Les ados et l’économie

Si on enseignait la logique économique de base à nos jeunes au secondaire, on en ferait de meilleurs citoyens. Et des électeurs plus responsables

Si on enseignait la logique économique de base à nos jeunes au secondaire, on en ferait de meilleurs citoyens. Et des électeurs plus responsables.

Par David Descôteaux, depuis Montréal, Québec.

Un ado de 16 ans peut-il voir à travers la propagande des syndicats ou du lobby des entreprises? C’est ce qui m’inquiète quand je pense à l’idée de donner le droit de vote à 16 ans, comme le propose le PQ.

Au Québec, un jeune de 16 ans n’a suivi aucun cours d’économie à l’école. Le dernier cours au secondaire a disparu à la rentrée 2009. On parle un peu d’économie dans le nouveau cours Monde contemporain, dit-on.
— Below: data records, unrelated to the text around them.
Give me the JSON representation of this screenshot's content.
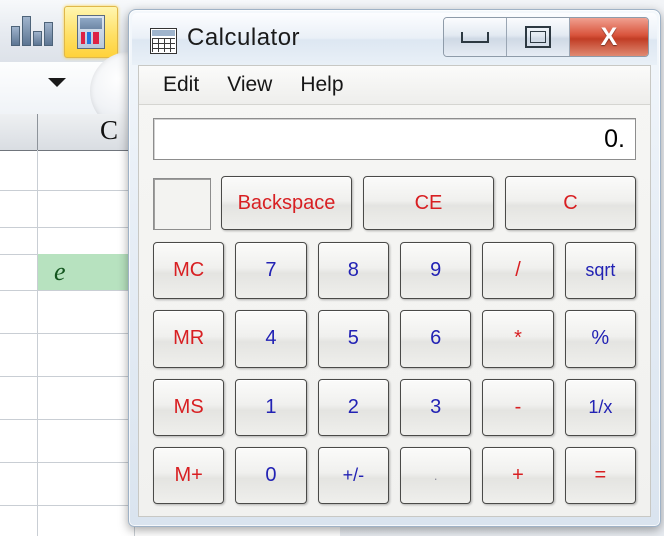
{
  "background_app": {
    "name": "spreadsheet-background",
    "ribbon_icons": [
      "chart-bars-icon",
      "window-panes-icon",
      "dropdown-arrow-icon"
    ],
    "toolbar_dropdown": "dropdown-arrow-icon",
    "column_header_label": "C",
    "highlighted_cell_value": "e",
    "highlighted_cell_color": "#b7e2bf",
    "highlighted_cell_text_color": "#14561f"
  },
  "calculator": {
    "title": "Calculator",
    "title_icon": "calculator-icon",
    "window_buttons": {
      "minimize": "minimize-icon",
      "maximize": "restore-icon",
      "close": "X"
    },
    "menu": [
      {
        "label": "Edit"
      },
      {
        "label": "View"
      },
      {
        "label": "Help"
      }
    ],
    "display_value": "0.",
    "memory_indicator": "",
    "top_row": [
      {
        "label": "Backspace",
        "color": "red"
      },
      {
        "label": "CE",
        "color": "red"
      },
      {
        "label": "C",
        "color": "red"
      }
    ],
    "keys": [
      {
        "label": "MC",
        "color": "red"
      },
      {
        "label": "7",
        "color": "blue"
      },
      {
        "label": "8",
        "color": "blue"
      },
      {
        "label": "9",
        "color": "blue"
      },
      {
        "label": "/",
        "color": "red"
      },
      {
        "label": "sqrt",
        "color": "blue",
        "small": true
      },
      {
        "label": "MR",
        "color": "red"
      },
      {
        "label": "4",
        "color": "blue"
      },
      {
        "label": "5",
        "color": "blue"
      },
      {
        "label": "6",
        "color": "blue"
      },
      {
        "label": "*",
        "color": "red"
      },
      {
        "label": "%",
        "color": "blue"
      },
      {
        "label": "MS",
        "color": "red"
      },
      {
        "label": "1",
        "color": "blue"
      },
      {
        "label": "2",
        "color": "blue"
      },
      {
        "label": "3",
        "color": "blue"
      },
      {
        "label": "-",
        "color": "red"
      },
      {
        "label": "1/x",
        "color": "blue",
        "small": true
      },
      {
        "label": "M+",
        "color": "red"
      },
      {
        "label": "0",
        "color": "blue"
      },
      {
        "label": "+/-",
        "color": "blue",
        "small": true
      },
      {
        "label": ".",
        "color": "dot"
      },
      {
        "label": "+",
        "color": "red"
      },
      {
        "label": "=",
        "color": "red"
      }
    ],
    "accent_colors": {
      "number_blue": "#2222b4",
      "operator_red": "#d81f22",
      "close_button_red": "#c13d25"
    }
  }
}
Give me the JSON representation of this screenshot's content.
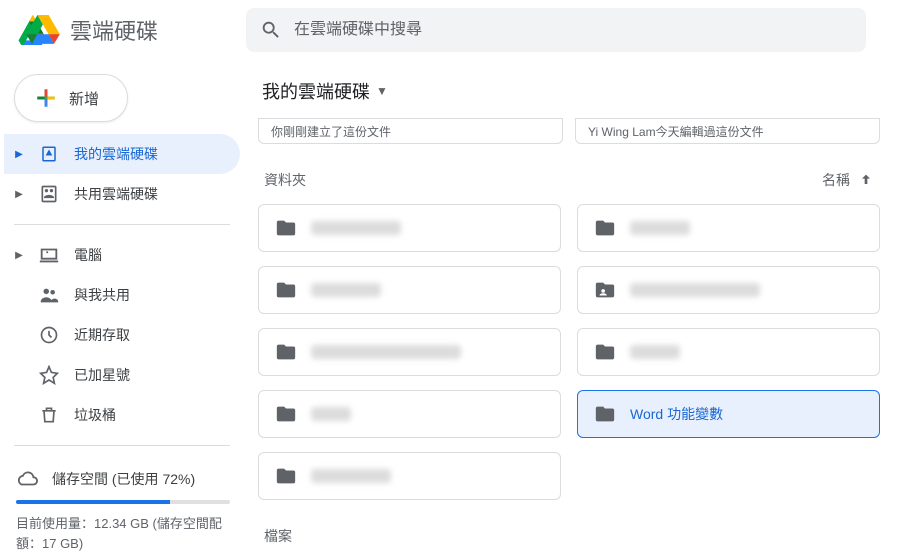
{
  "header": {
    "app_title": "雲端硬碟",
    "search_placeholder": "在雲端硬碟中搜尋"
  },
  "sidebar": {
    "new_label": "新增",
    "items": [
      {
        "label": "我的雲端硬碟",
        "active": true,
        "has_caret": true,
        "icon": "drive-icon"
      },
      {
        "label": "共用雲端硬碟",
        "active": false,
        "has_caret": true,
        "icon": "shared-drives-icon"
      },
      {
        "label": "電腦",
        "active": false,
        "has_caret": true,
        "icon": "computer-icon",
        "group": 2
      },
      {
        "label": "與我共用",
        "active": false,
        "has_caret": false,
        "icon": "shared-with-me-icon",
        "group": 2
      },
      {
        "label": "近期存取",
        "active": false,
        "has_caret": false,
        "icon": "recent-icon",
        "group": 2
      },
      {
        "label": "已加星號",
        "active": false,
        "has_caret": false,
        "icon": "starred-icon",
        "group": 2
      },
      {
        "label": "垃圾桶",
        "active": false,
        "has_caret": false,
        "icon": "trash-icon",
        "group": 2
      }
    ],
    "storage": {
      "label": "儲存空間 (已使用 72%)",
      "percent": 72,
      "line": "目前使用量：12.34 GB (儲存空間配額：17 GB)"
    }
  },
  "main": {
    "breadcrumb": "我的雲端硬碟",
    "suggestions": [
      "你剛剛建立了這份文件",
      "Yi Wing Lam今天編輯過這份文件"
    ],
    "folders_heading": "資料夾",
    "sort_label": "名稱",
    "folders": [
      {
        "name": "",
        "blurred": true,
        "blur_w": 90,
        "icon": "folder"
      },
      {
        "name": "",
        "blurred": true,
        "blur_w": 60,
        "icon": "folder"
      },
      {
        "name": "",
        "blurred": true,
        "blur_w": 70,
        "icon": "folder"
      },
      {
        "name": "",
        "blurred": true,
        "blur_w": 130,
        "icon": "folder-shared"
      },
      {
        "name": "",
        "blurred": true,
        "blur_w": 150,
        "icon": "folder"
      },
      {
        "name": "",
        "blurred": true,
        "blur_w": 50,
        "icon": "folder"
      },
      {
        "name": "",
        "blurred": true,
        "blur_w": 40,
        "icon": "folder"
      },
      {
        "name": "Word 功能變數",
        "blurred": false,
        "selected": true,
        "icon": "folder"
      },
      {
        "name": "",
        "blurred": true,
        "blur_w": 80,
        "icon": "folder"
      }
    ],
    "files_heading": "檔案"
  }
}
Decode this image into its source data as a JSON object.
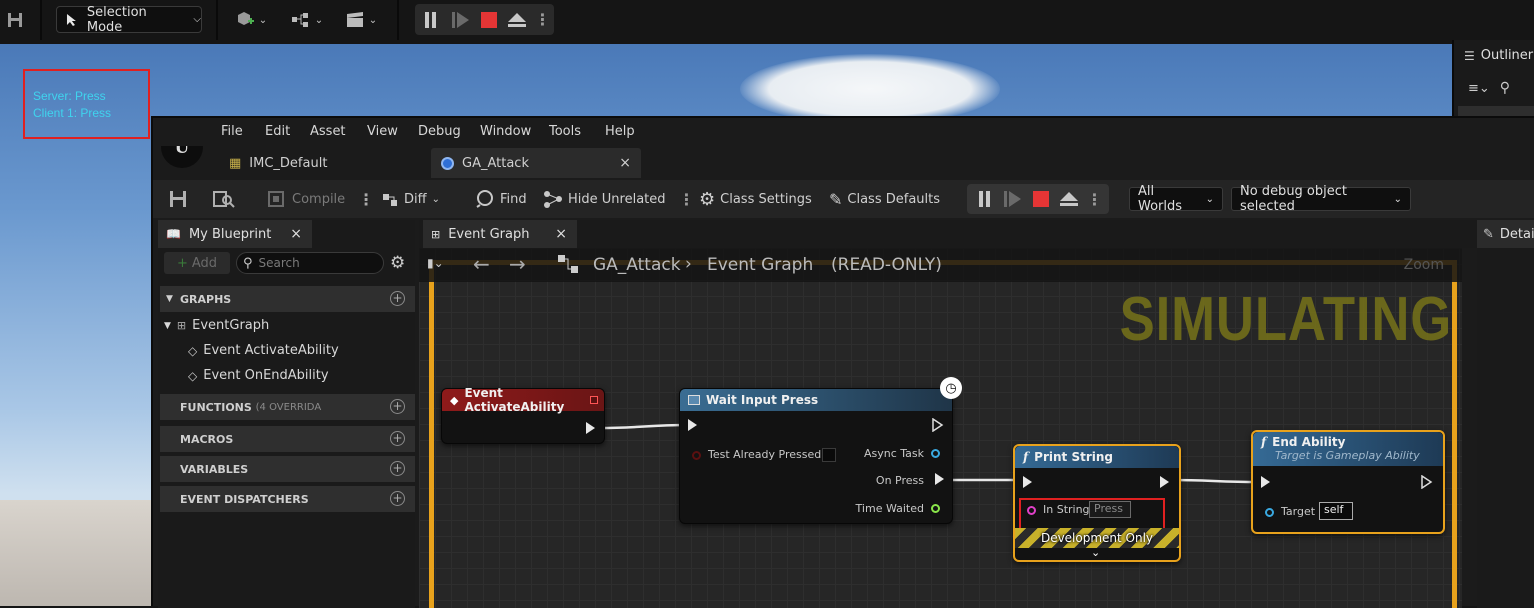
{
  "top_toolbar": {
    "selection_mode": "Selection Mode"
  },
  "viewport": {
    "debug_lines": [
      "Server: Press",
      "Client 1: Press"
    ]
  },
  "outliner": {
    "title": "Outliner"
  },
  "blueprint": {
    "menu": [
      "File",
      "Edit",
      "Asset",
      "View",
      "Debug",
      "Window",
      "Tools",
      "Help"
    ],
    "tabs": [
      {
        "label": "IMC_Default"
      },
      {
        "label": "GA_Attack"
      }
    ],
    "toolbar": {
      "compile": "Compile",
      "diff": "Diff",
      "find": "Find",
      "hide_unrelated": "Hide Unrelated",
      "class_settings": "Class Settings",
      "class_defaults": "Class Defaults",
      "world_dropdown": "All Worlds",
      "debug_object_dropdown": "No debug object selected"
    },
    "my_blueprint": {
      "tab": "My Blueprint",
      "add": "Add",
      "search_placeholder": "Search",
      "sections": {
        "graphs": "GRAPHS",
        "functions": "FUNCTIONS",
        "functions_note": "(4 OVERRIDA",
        "macros": "MACROS",
        "variables": "VARIABLES",
        "dispatchers": "EVENT DISPATCHERS"
      },
      "graph_items": {
        "event_graph": "EventGraph",
        "activate": "Event ActivateAbility",
        "end": "Event OnEndAbility"
      }
    },
    "graph": {
      "tab": "Event Graph",
      "breadcrumb_root": "GA_Attack",
      "breadcrumb_graph": "Event Graph",
      "readonly": "(READ-ONLY)",
      "zoom": "Zoom",
      "watermark": "SIMULATING",
      "nodes": {
        "event_activate": {
          "title": "Event ActivateAbility"
        },
        "wait_input": {
          "title": "Wait Input Press",
          "test_already": "Test Already Pressed",
          "async_task": "Async Task",
          "on_press": "On Press",
          "time_waited": "Time Waited"
        },
        "print_string": {
          "title": "Print String",
          "in_string": "In String",
          "in_string_value": "Press",
          "dev_only": "Development Only"
        },
        "end_ability": {
          "title": "End Ability",
          "subtitle": "Target is Gameplay Ability",
          "target": "Target",
          "target_value": "self"
        }
      }
    },
    "details": {
      "title": "Detail"
    }
  }
}
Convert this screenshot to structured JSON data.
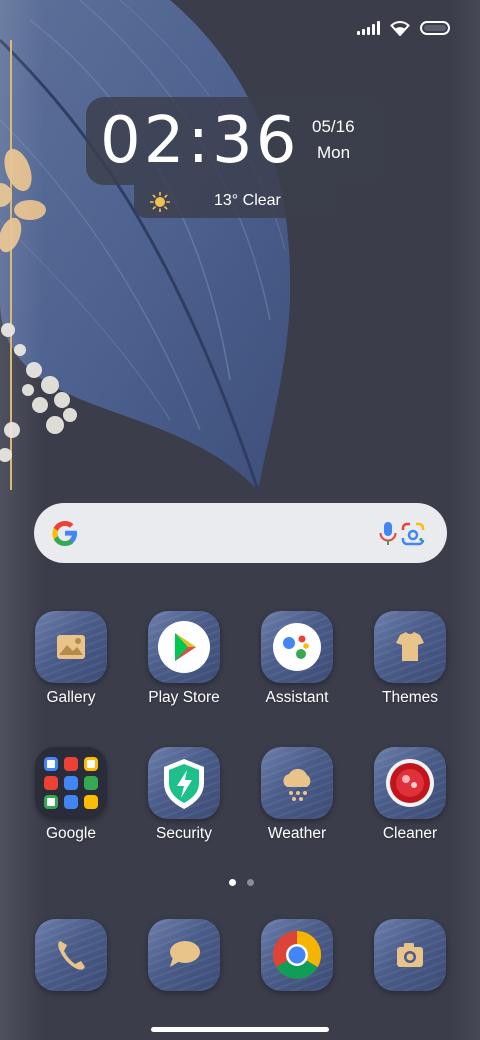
{
  "status_bar": {
    "icons": [
      "signal-icon",
      "wifi-icon",
      "battery-icon"
    ]
  },
  "clock_widget": {
    "time": "02:36",
    "date": "05/16",
    "day": "Mon",
    "weather": "13° Clear",
    "weather_icon": "sun-icon"
  },
  "search": {
    "icons": [
      "google-g-icon",
      "mic-icon",
      "lens-icon"
    ]
  },
  "apps_row1": [
    {
      "label": "Gallery",
      "icon": "gallery-icon"
    },
    {
      "label": "Play Store",
      "icon": "play-store-icon"
    },
    {
      "label": "Assistant",
      "icon": "assistant-icon"
    },
    {
      "label": "Themes",
      "icon": "themes-icon"
    }
  ],
  "apps_row2": [
    {
      "label": "Google",
      "icon": "google-folder-icon"
    },
    {
      "label": "Security",
      "icon": "security-icon"
    },
    {
      "label": "Weather",
      "icon": "weather-icon"
    },
    {
      "label": "Cleaner",
      "icon": "cleaner-icon"
    }
  ],
  "page_indicator": {
    "pages": 2,
    "current": 1
  },
  "dock": [
    {
      "icon": "phone-icon"
    },
    {
      "icon": "messages-icon"
    },
    {
      "icon": "chrome-icon"
    },
    {
      "icon": "camera-icon"
    }
  ],
  "colors": {
    "background": "#3b3d4b",
    "icon_tile": "#4a5c89",
    "accent_gold": "#e8c48a"
  }
}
Mais dans des discussions à saveur internationale sur l’environnement ou la répartition de richesse. Certains profs peuvent aborder des notions comme le taux d’intérêt, le PIB, ou la productivité, mais à leur guise. Ou hors classe.

Comprendre l’économie aide pourtant à établir des budgets, consommer intelligemment et épargner. Mais plus important encore : cela nous évite, comme électeurs, de nous faire passer des savons par les politiciens et les groupes de pression.

Enseignons l’évidence

Le juge américain Oliver Wendell Holmes Jr. a déjà dit : « nous avons besoin d’éducation dans ce qui est évident, beaucoup plus que d’études approfondies dans ce qui est obscur. »

En fait, ce n’est pas les notions de PIB ou de taux de chômage qu’il faut enseigner dans nos écoles, mais la logique économique de base. Par exemple, la première leçon en économie, écrivait le journaliste Henry Hazlitt en 1946, consiste à regarder au-delà de l’impact immédiat d’une politique. Pour en voir les conséquences non seulement sur le groupe concerné, mais sur l’ensemble des citoyens.

Comme quand un politicien donne des millions $ à une multinationale, parce que « ça va créer de l’emploi ». Il oublie de nous dire que lorsqu’il devra augmenter les impôts et les taxes pour financer cette subvention, il va détruire des emplois.

Ou lorsqu’un lobby quelconque nous arrive avec une étude de « retombées économiques », du genre signée par la firme Faitedir-Ôchiff-Skilveul. On tente de justifier l’utilisation de nos taxes avec du vaudou économique. C’est tout juste si on ne prétend pas changer l’eau en vin! Qu’importe. Les journalistes reprennent tous l’« étude » sans se poser de questions.

Ou quand un chef syndical nous dit que les pensions blindées des fonctionnaires sont la plus belle invention depuis le grille-pain radio FM. Il oublie de dire que l’argent ne pousse pas dans les arbres. Que ce sont tous les contribuables, la plupart non syndiqués et sans fonds de pension, qui devront payer sa retraite de leurs poches.

Le bonheur coûte cher

Hazlitt, comme Frédéric Bastiat avant lui, disait qu’un bon économiste ne s’attarde pas à ce que l’on voit, mais examine plutôt ce qu’on ne voit pas.

Prenez le ministre des Finances Raymond Bachand. Il nous dit que l’important, c’est d’être heureux comme peuple… même si on défonce le budget! Il oublie de dire que la génération suivante, qui sera obligée de rembourser nos dettes, ne sera pas heureuse…

Nos jeunes ne sont pas idiots. Et à bien y penser, ils savent probablement mieux compter que nos politiciens. Mais ça ferait probablement l’affaire du PQ — et de sa clientèle syndicale — de voir arriver une nouvelle cohorte d’électeurs insouciants. Prêts à dire oui à toutes sortes de dépenses qu’on ne peut pas se payer.

Si on enseignait la logique économique de base à nos jeunes au secondaire, on en ferait de meilleurs citoyens. Et des électeurs plus responsables.